Le projet du Conseil d’Etat neuchâtelois en matière d’aménagement du territoire a reçu l’aval de la Confédération. La nouvelle loi cantonale sera soumise aux députés le mois prochain.

27 févr. 2019, 14:48
/ Màj. le 27 févr. 2019 à 15:45
Le Val-de-Travers sera particulièrement touché par le redimensionnement des zones à bâtir.

Après Genève et Vaud en Suisse romande, Neuchâtel est le 16e canton à se conformer à la nouvelle donne pour l’aménagement du territoire.
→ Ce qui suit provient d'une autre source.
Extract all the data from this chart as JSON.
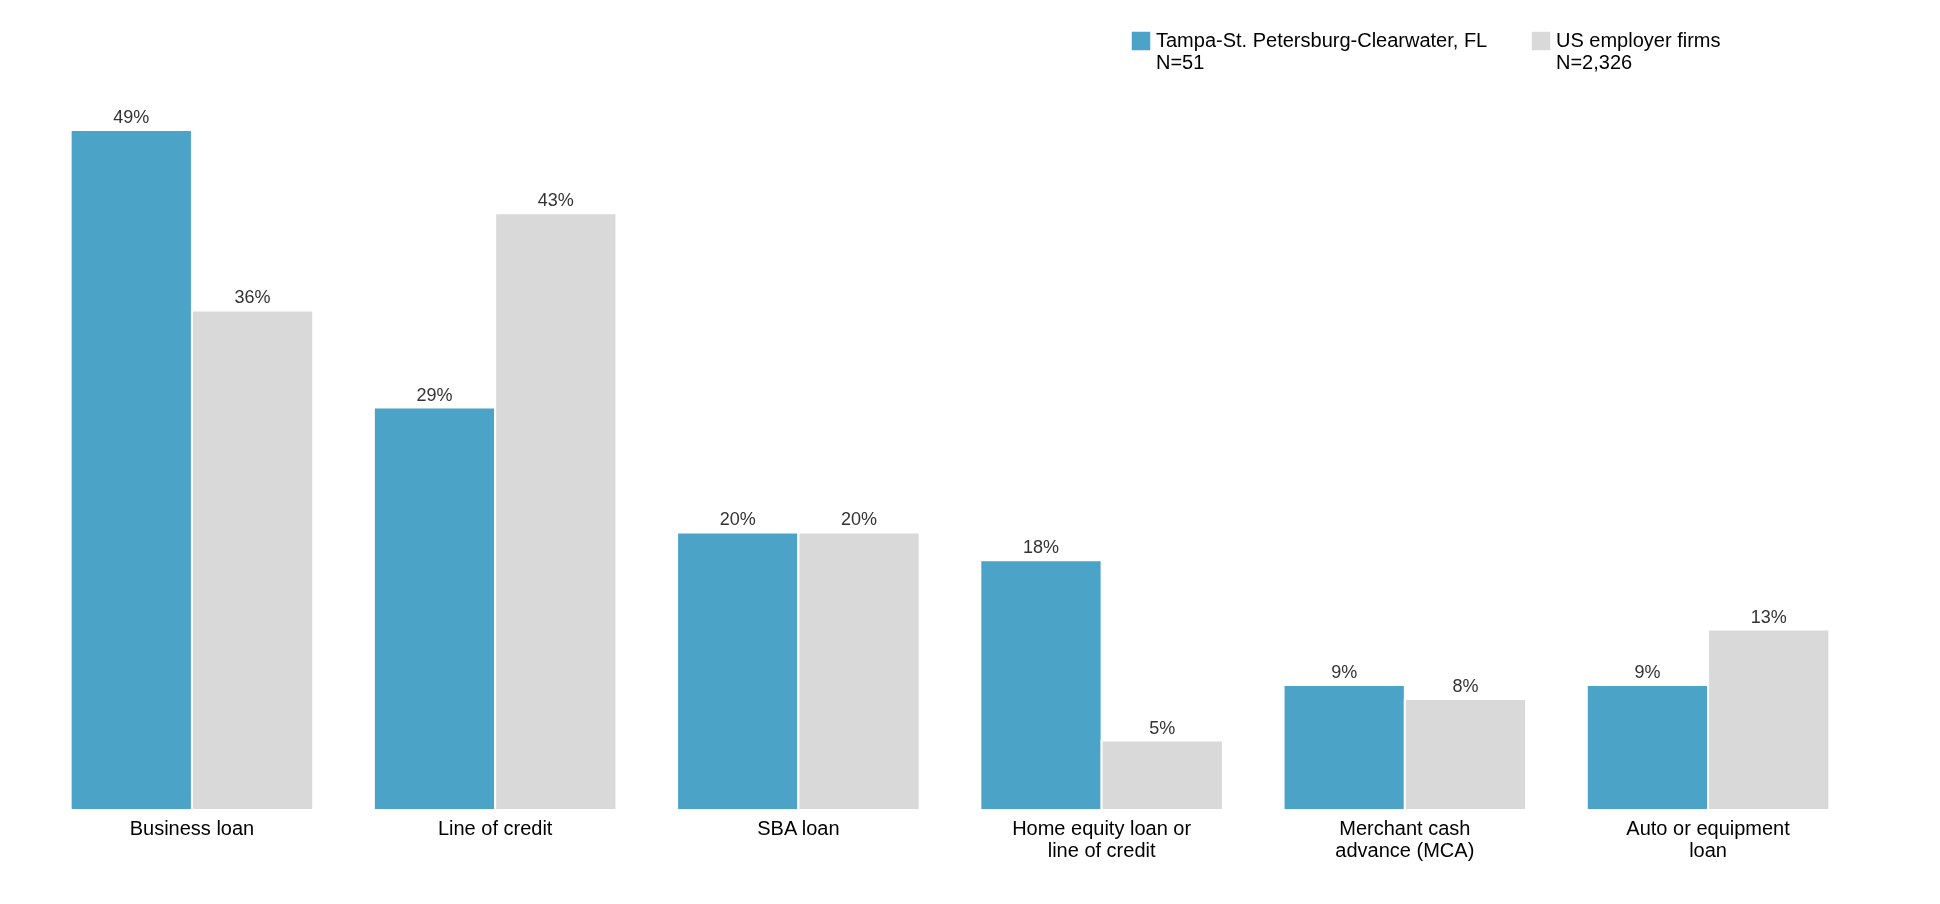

Le plan directeur remanié par le Conseil d’Etat neuchâtelois a été approuvé, ce mercredi par le Conseil fédéral.

Ce dernier relève dans un communiqué que le plan  «permettra en particulier de concentrer le développement de l’urbanisation dans des pôles bien desservis par les transports publics. Il est en parfaite cohérence avec le projet d’agglomération du Réseau urbain neuchâtelois.»

«La volonté d’améliorer la liaison entre les principaux centres du canton grâce à un RER performant est à encourager», selon le Conseil fédéral. Il ajoute toutefois que les Chambres fédérales devront décider des modalités.

«C’est un signal très positif pour nos projets», réagit le conseiller d’Etat Laurent Favre. «Il ne s’agit pas seulement d’appliquer la loi fédérale, mais aussi d’accroître l’attractivité résidentielle et économique du canton, dans une perspective de développement durable.»

Jusqu’en 2023 pour s’adapter

Pour une utilisation plus modérée du sol neuchâtelois, il est prévu de passer quelque 60 hectares de zones à bâtir en zones agricoles. Le Grand Conseil devra se prononcer sur une nouvelle loi dans un peu moins d’un mois. Son entrée en vigueur est prévue au 1er mai prochain.

Les communes ont jusqu’au 1er mai 2023 pour adapter leur plan d’aménagement. Elles peuvent fixer des zones dites réservées, où la situation est provisoirement gelée. Val-de-Travers, Val-de-Ruz, La Grande Béroche et quelques communes des Montagnes doivent le faire.